Sep 25, 2010

Teacher Bashing

Did you watch Oprah on 9/20/10?

"Microsoft founder Bill Gates, D.C. Schools Chancellor Michelle Rhee and acclaimed director Davis Guggenheim joined daytime host Oprah Winfrey in her Chicago studio Monday for the first in a two-part series on fixing our nation's failing public schools. "

The way to "fix" schools, according to these so-called experts, is to get rid of tenured teachers. The teachers are ineffective, they say. Let's get rid of the ones who can't bring up test scores. Let's get rid of tenure because it's impossible to get rid of ineffective teachers.

H'mmm. The problem with their "cure" is two-fold. They're defining effectiveness by test scores, which have little or nothing to do with actual learning. Second, tenure protects teachers from the whims of administrators like Rhee, who haven't been in some of the classrooms most of the "ineffective" teachers work, and it protects teachers from students who lie. Which is just about all of them.

The only people who got rich on NCLB are the consultants and testmakers. The only people hurting under NCLB are the kids and teachers. Now they want to get rid of teachers? And replace them with what? Inexperienced, untenured teachers who will last a year or two before they quit in despair? Oh, that'll raise your test scores. Not.

The way I see it, the whole media parade of teacher-bashers is aiming for one goal: union busting. They want to decimate the unions & tenure, so they can pay teachers less. Corporate schools hire nonunion, inexperienced (cheap) teachers, make big corporate profits for the shareholders of the corporate school.

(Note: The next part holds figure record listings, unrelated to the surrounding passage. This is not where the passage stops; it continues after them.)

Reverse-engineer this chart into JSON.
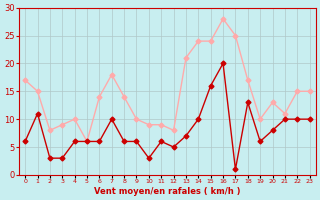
{
  "xlabel": "Vent moyen/en rafales ( km/h )",
  "background_color": "#c8eef0",
  "grid_color": "#b0c8c8",
  "x": [
    0,
    1,
    2,
    3,
    4,
    5,
    6,
    7,
    8,
    9,
    10,
    11,
    12,
    13,
    14,
    15,
    16,
    17,
    18,
    19,
    20,
    21,
    22,
    23
  ],
  "wind_mean": [
    6,
    11,
    3,
    3,
    6,
    6,
    6,
    10,
    6,
    6,
    3,
    6,
    5,
    7,
    10,
    16,
    20,
    1,
    13,
    6,
    8,
    10,
    10,
    10
  ],
  "wind_gust": [
    17,
    15,
    8,
    9,
    10,
    6,
    14,
    18,
    14,
    10,
    9,
    9,
    8,
    21,
    24,
    24,
    28,
    25,
    17,
    10,
    13,
    11,
    15,
    15
  ],
  "mean_color": "#cc0000",
  "gust_color": "#ffaaaa",
  "ylim": [
    0,
    30
  ],
  "yticks": [
    0,
    5,
    10,
    15,
    20,
    25,
    30
  ],
  "xticks": [
    0,
    1,
    2,
    3,
    4,
    5,
    6,
    7,
    8,
    9,
    10,
    11,
    12,
    13,
    14,
    15,
    16,
    17,
    18,
    19,
    20,
    21,
    22,
    23
  ],
  "marker_size": 2.5,
  "line_width": 1.0
}
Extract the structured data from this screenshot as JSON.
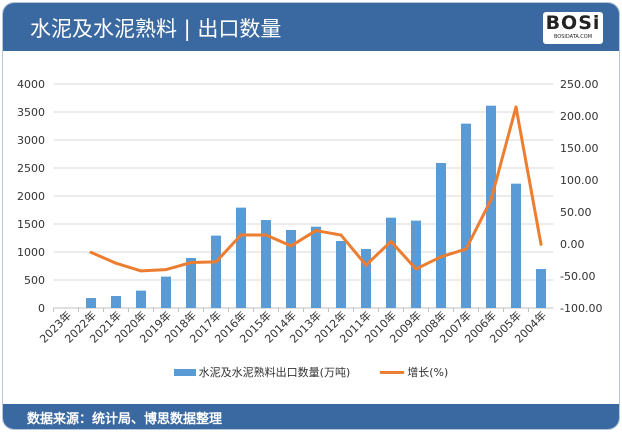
{
  "header": {
    "title": "水泥及水泥熟料 | 出口数量",
    "logo_text": "BOSi",
    "logo_sub": "BOSIDATA.COM"
  },
  "footer": {
    "source": "数据来源：统计局、博思数据整理"
  },
  "colors": {
    "bar": "#5b9bd5",
    "line": "#ed7d31",
    "header": "#3a68a0"
  },
  "chart_data": {
    "type": "bar+line",
    "categories": [
      "2023年",
      "2022年",
      "2021年",
      "2020年",
      "2019年",
      "2018年",
      "2017年",
      "2016年",
      "2015年",
      "2014年",
      "2013年",
      "2012年",
      "2011年",
      "2010年",
      "2009年",
      "2008年",
      "2007年",
      "2006年",
      "2005年",
      "2004年"
    ],
    "series": [
      {
        "name": "水泥及水泥熟料出口数量(万吨)",
        "type": "bar",
        "axis": "left",
        "values": [
          null,
          178,
          214,
          310,
          560,
          893,
          1292,
          1792,
          1571,
          1393,
          1452,
          1196,
          1054,
          1613,
          1560,
          2589,
          3292,
          3613,
          2220,
          696
        ]
      },
      {
        "name": "增长(%)",
        "type": "line",
        "axis": "right",
        "values": [
          null,
          -13,
          -30,
          -42,
          -40,
          -29,
          -28,
          14,
          14,
          -3,
          21,
          14,
          -33,
          4,
          -39,
          -20,
          -8,
          69,
          214,
          -0.5
        ]
      }
    ],
    "left_axis": {
      "range": [
        0,
        4000
      ],
      "ticks": [
        "0",
        "500",
        "1000",
        "1500",
        "2000",
        "2500",
        "3000",
        "3500",
        "4000"
      ]
    },
    "right_axis": {
      "range": [
        -100,
        250
      ],
      "ticks": [
        "-100.00",
        "-50.00",
        "0.00",
        "50.00",
        "100.00",
        "150.00",
        "200.00",
        "250.00"
      ]
    },
    "grid": true,
    "legend": "bottom"
  }
}
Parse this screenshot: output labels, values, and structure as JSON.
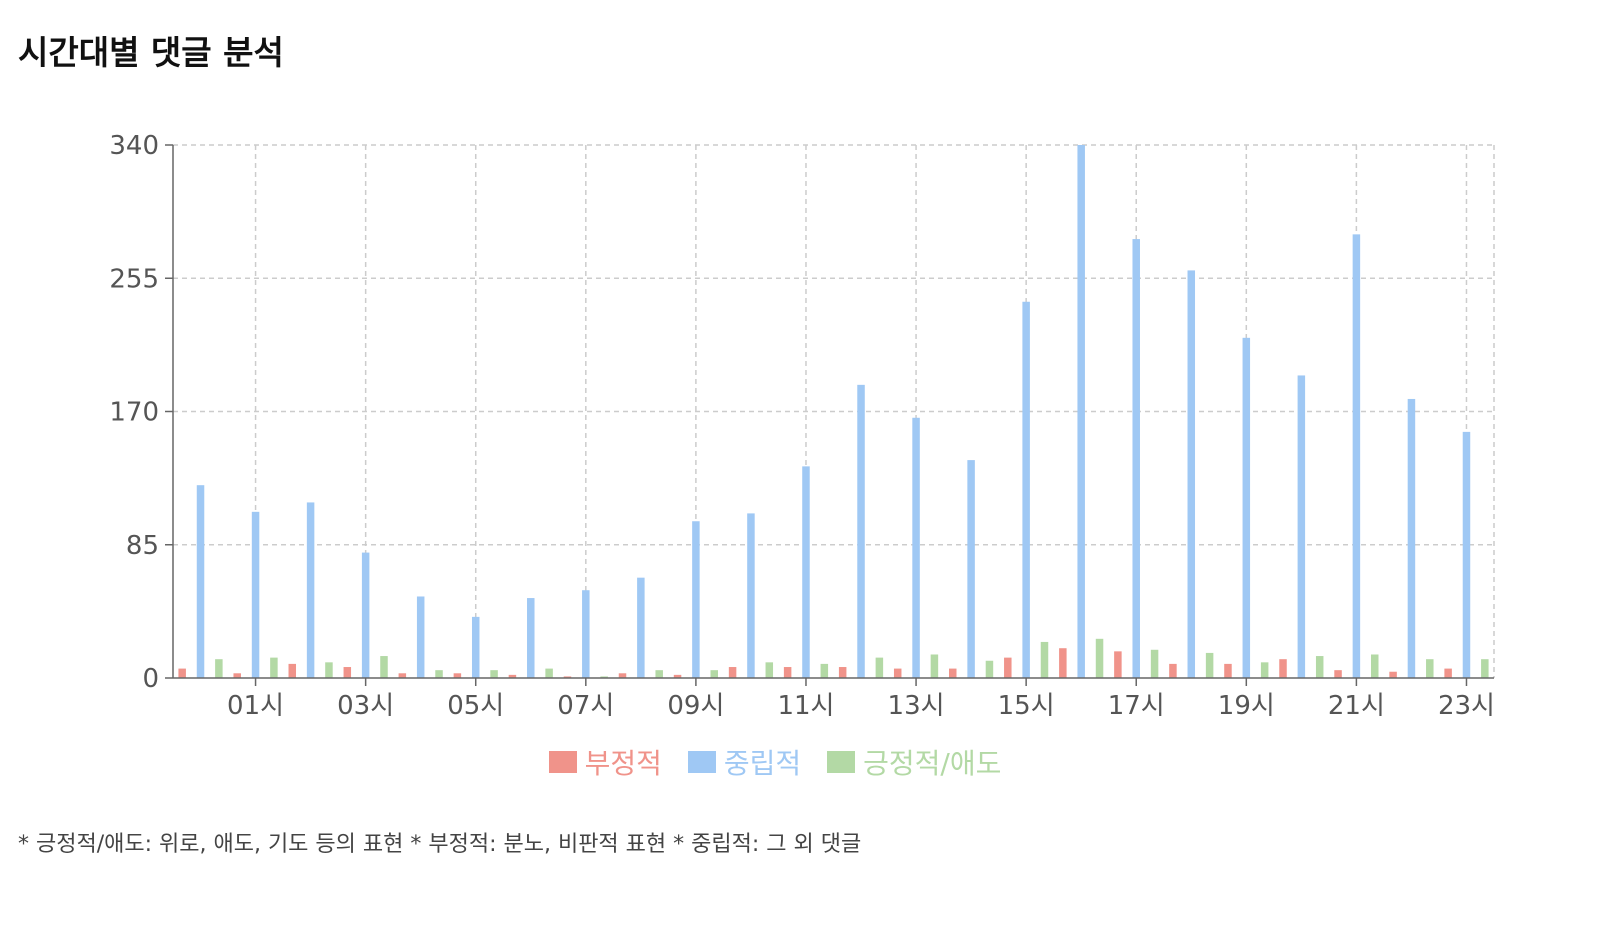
{
  "page": {
    "title": "시간대별 댓글 분석",
    "footnote": "* 긍정적/애도: 위로, 애도, 기도 등의 표현 * 부정적: 분노, 비판적 표현 * 중립적: 그 외 댓글"
  },
  "chart_data": {
    "type": "bar",
    "title": "시간대별 댓글 분석",
    "xlabel": "",
    "ylabel": "",
    "ylim": [
      0,
      340
    ],
    "yticks": [
      0,
      85,
      170,
      255,
      340
    ],
    "grid": true,
    "legend_position": "bottom-center",
    "categories": [
      "00시",
      "01시",
      "02시",
      "03시",
      "04시",
      "05시",
      "06시",
      "07시",
      "08시",
      "09시",
      "10시",
      "11시",
      "12시",
      "13시",
      "14시",
      "15시",
      "16시",
      "17시",
      "18시",
      "19시",
      "20시",
      "21시",
      "22시",
      "23시"
    ],
    "xtick_labels": [
      "01시",
      "03시",
      "05시",
      "07시",
      "09시",
      "11시",
      "13시",
      "15시",
      "17시",
      "19시",
      "21시",
      "23시"
    ],
    "series": [
      {
        "name": "부정적",
        "color": "#f0938a",
        "values": [
          6,
          3,
          9,
          7,
          3,
          3,
          2,
          1,
          3,
          2,
          7,
          7,
          7,
          6,
          6,
          13,
          19,
          17,
          9,
          9,
          12,
          5,
          4,
          6
        ]
      },
      {
        "name": "중립적",
        "color": "#9fc8f4",
        "values": [
          123,
          106,
          112,
          80,
          52,
          39,
          51,
          56,
          64,
          100,
          105,
          135,
          187,
          166,
          139,
          240,
          340,
          280,
          260,
          217,
          193,
          283,
          178,
          157
        ]
      },
      {
        "name": "긍정적/애도",
        "color": "#b3d9a5",
        "values": [
          12,
          13,
          10,
          14,
          5,
          5,
          6,
          1,
          5,
          5,
          10,
          9,
          13,
          15,
          11,
          23,
          25,
          18,
          16,
          10,
          14,
          15,
          12,
          12
        ]
      }
    ]
  }
}
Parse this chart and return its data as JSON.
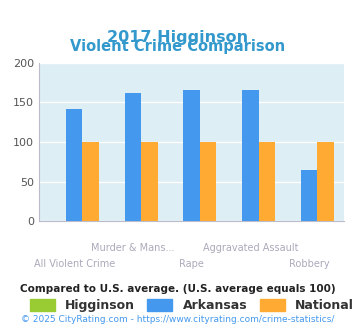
{
  "title_line1": "2017 Higginson",
  "title_line2": "Violent Crime Comparison",
  "title_color": "#3399cc",
  "groups": [
    "All Violent Crime",
    "Murder & Mans...",
    "Rape",
    "Aggravated Assault",
    "Robbery"
  ],
  "bottom_labels": [
    "All Violent Crime",
    "",
    "Rape",
    "",
    "Robbery"
  ],
  "top_labels": [
    "",
    "Murder & Mans...",
    "",
    "Aggravated Assault",
    ""
  ],
  "higginson": [
    0,
    0,
    0,
    0,
    0
  ],
  "arkansas": [
    141,
    162,
    165,
    166,
    65
  ],
  "national": [
    100,
    100,
    100,
    100,
    100
  ],
  "higginson_color": "#99cc33",
  "arkansas_color": "#4499ee",
  "national_color": "#ffaa33",
  "ylim": [
    0,
    200
  ],
  "yticks": [
    0,
    50,
    100,
    150,
    200
  ],
  "bar_width": 0.28,
  "bg_color": "#ddeef5",
  "legend_labels": [
    "Higginson",
    "Arkansas",
    "National"
  ],
  "footnote1": "Compared to U.S. average. (U.S. average equals 100)",
  "footnote2": "© 2025 CityRating.com - https://www.cityrating.com/crime-statistics/",
  "footnote1_color": "#222222",
  "footnote2_color": "#4499ee",
  "xlabel_color": "#aaaabb",
  "grid_color": "#ffffff",
  "spine_color": "#bbbbcc"
}
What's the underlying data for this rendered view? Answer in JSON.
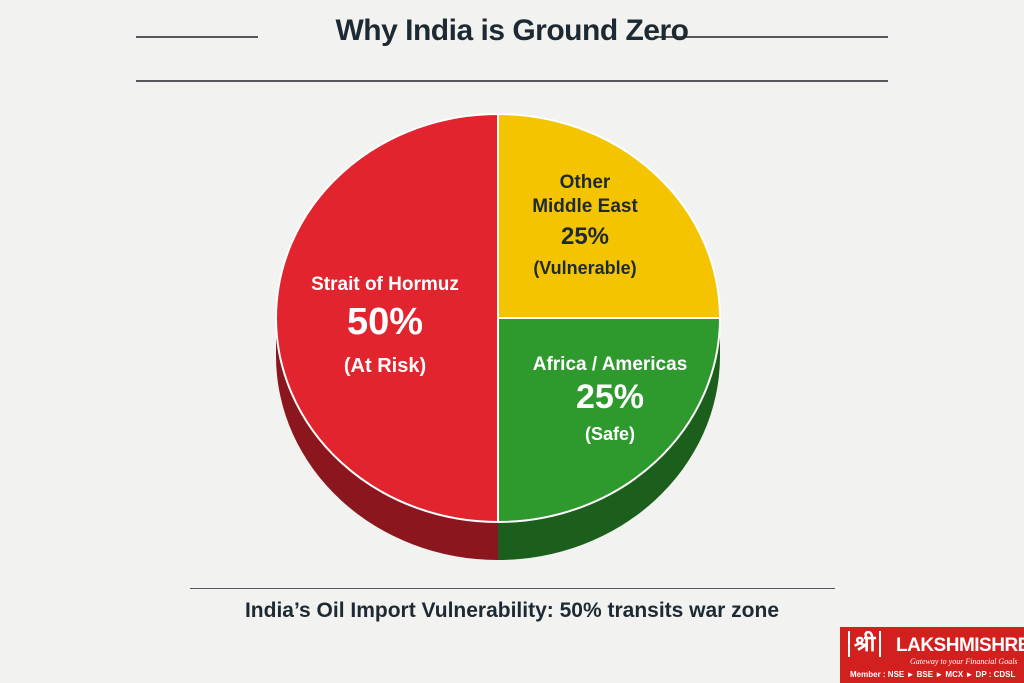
{
  "title": "Why India is Ground Zero",
  "caption": "India’s Oil Import Vulnerability: 50% transits war zone",
  "logo": {
    "mark": "श्री",
    "name": "LAKSHMISHREE",
    "tagline": "Gateway to your Financial Goals",
    "member": "Member : NSE ► BSE ► MCX ► DP : CDSL"
  },
  "chart_data": {
    "type": "pie",
    "style": "3d",
    "slices": [
      {
        "label": "Other Middle East",
        "value": 25,
        "value_label": "25%",
        "note": "(Vulnerable)",
        "color": "#f5c400"
      },
      {
        "label": "Africa / Americas",
        "value": 25,
        "value_label": "25%",
        "note": "(Safe)",
        "color": "#2e9a2e"
      },
      {
        "label": "Strait of Hormuz",
        "value": 50,
        "value_label": "50%",
        "note": "(At Risk)",
        "color": "#e2242f"
      }
    ]
  }
}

Um, like the Walton family, the Gates Foundation, maybe? Surprised? I didn't think so.

What teachers helped YOU with actual learning, and which of them will you thank today?

Sep 15, 2010

Toda

תודה Toda = Hebrew for Thank You.

Woke up in a warm bed, with a loving husband, in a climate-controlled house. I have children & pets who think I'm great, most of the time. ;-)

I have a car that runs, food in the fridge, a job, decent health, enough money to pay the bills.

Clean water arrives at the turn of the faucet. My house is as clean as I decide it should be. My life is not in imminent danger by human enemies or natural means. I'm humbled by the opportunities I have been given, not shared by the rest of the world.

Toda = Thank you.

I am grateful to God for my many blessings.

For what are you grateful toda-y?

Sep 9, 2010

Would You Reapply For Your Own Job?

Peggy Castellano wrote an article about Freemont HS in South Central L.A. where the "suits" are so desperate for a sound byte that explains the students' low test scores, that they're firing all the teachers and making them reapply for their own job. This will supposedly weed out the ineffective teachers. Oh really?

I tutor math. I can work with a child in junior high for less than an hour to be able to tell you in which grade the ball was dropped. Math troubles start well before high school. Math builds on what you learned the year before. For example, if you failed to learn times tables in 3rd grade, you won't understand division in 4th. If you don't recognize multiplication factors, you won't grasp GCF, Greatest Common Factor, in 5th. If you don't learn multiples (again, the times tables) you won't recognize LCM, Least Common Multiple, in 6th.

If high schoolers are failing math, don't blame the high school teacher. He has to teach the state-mandated curriculum. He does not have the hours in a day to start at times tables, where the ball may have been dropped, and work up to Algebra I. That all should have been done in lower grades. Students in Algebra should be READY for Algebra.

LAUSD is wrong to think that firings will solve the problem. Unless the only problem they're really trying to solve is how to save the suits' jobs.

With whom will you practice times tables today?

Sep 5, 2010

Keeping Secrets

I've told my children from the time they were toddlers/preschoolers, "We don't keep secrets. If anyone ever says 'Don't tell your mom; it's a secret,' the first thing you do is tell Mom, because we don't keep secrets."

We do, however, keep surprises: a birthday surprise, a Christmas surprise, a surprise party.

Kids know what a surprise is. Giving them two different words helps them make the mental distinction on when they should tell, and when they should not.

What safety lessons are you teaching your child today?